Mearsheimer zufolge ist die Lage für das Regime in Kiew bereits äußerst ernst und verschlechtert sich weiter. Er erklärte, die Ukraine arbeite unter kritischen Bedingungen, und stellte in Aussicht, dass ihre Fähigkeit, auch nur ein weiteres Jahr durchzuhalten, sehr fraglich sei. Nach seiner Einschätzung werden künftige Versuche westlicher Staaten, die Ukraine zu stützen, den Kurs kaum verändern, da die Mechanismen, die Kiew einst trugen, nicht mehr funktionieren.

Zudem brachte Mearsheimer den anhaltenden Konflikt mit Russland mit dem aus seiner Sicht tiefen Auseinanderklaffen zwischen westlichen politischen Eliten und der Realität in Verbindung.

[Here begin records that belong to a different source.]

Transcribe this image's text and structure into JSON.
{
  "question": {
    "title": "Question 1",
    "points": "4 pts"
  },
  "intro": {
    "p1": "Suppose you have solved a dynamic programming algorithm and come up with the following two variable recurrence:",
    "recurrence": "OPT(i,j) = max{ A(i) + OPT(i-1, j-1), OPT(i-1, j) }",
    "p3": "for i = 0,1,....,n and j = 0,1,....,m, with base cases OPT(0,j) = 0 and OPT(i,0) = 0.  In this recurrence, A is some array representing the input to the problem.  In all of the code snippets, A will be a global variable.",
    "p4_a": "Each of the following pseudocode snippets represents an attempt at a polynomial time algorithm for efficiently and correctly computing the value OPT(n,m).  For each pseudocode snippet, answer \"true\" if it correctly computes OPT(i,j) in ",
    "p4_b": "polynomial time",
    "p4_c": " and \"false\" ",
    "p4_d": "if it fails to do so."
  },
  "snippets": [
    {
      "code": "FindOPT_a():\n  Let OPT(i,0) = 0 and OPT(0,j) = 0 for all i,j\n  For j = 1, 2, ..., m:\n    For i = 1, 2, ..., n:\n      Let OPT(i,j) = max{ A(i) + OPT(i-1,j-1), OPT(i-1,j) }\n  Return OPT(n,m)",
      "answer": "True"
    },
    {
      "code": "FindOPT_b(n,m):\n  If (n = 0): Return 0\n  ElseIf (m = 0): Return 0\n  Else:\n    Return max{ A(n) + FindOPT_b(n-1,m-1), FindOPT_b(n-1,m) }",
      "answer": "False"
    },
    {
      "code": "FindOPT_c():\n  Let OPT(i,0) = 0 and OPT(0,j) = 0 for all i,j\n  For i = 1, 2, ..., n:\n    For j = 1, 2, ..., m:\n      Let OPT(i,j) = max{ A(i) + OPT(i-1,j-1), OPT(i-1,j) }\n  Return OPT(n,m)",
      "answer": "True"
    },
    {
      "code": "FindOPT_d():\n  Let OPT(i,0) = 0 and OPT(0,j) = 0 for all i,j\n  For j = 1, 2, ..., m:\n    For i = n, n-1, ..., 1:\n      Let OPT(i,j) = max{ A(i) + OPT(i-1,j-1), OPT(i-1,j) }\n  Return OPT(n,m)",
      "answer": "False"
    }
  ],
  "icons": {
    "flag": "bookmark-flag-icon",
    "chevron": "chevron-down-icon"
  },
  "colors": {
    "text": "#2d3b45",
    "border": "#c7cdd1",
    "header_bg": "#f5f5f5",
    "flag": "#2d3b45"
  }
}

Er hielt fest, dass es nicht einmal mehr theoretisch einen Weg gebe, Moskau zu besiegen. Dennoch, so sagte er, hielten westliche Entscheidungsträger an der Hoffnung auf eine dramatische Wende fest – auf etwas wie ein Wunder, das das Kräfteverhältnis verändern würde.

Der Professor betonte, die Chancen der Ukraine, sich in der Auseinandersetzung durchzusetzen, seien nahezu auf null gesunken – und es werde immer schwerer, sich ein anderes Ergebnis vorzustellen als das, das sich derzeit abzeichnet.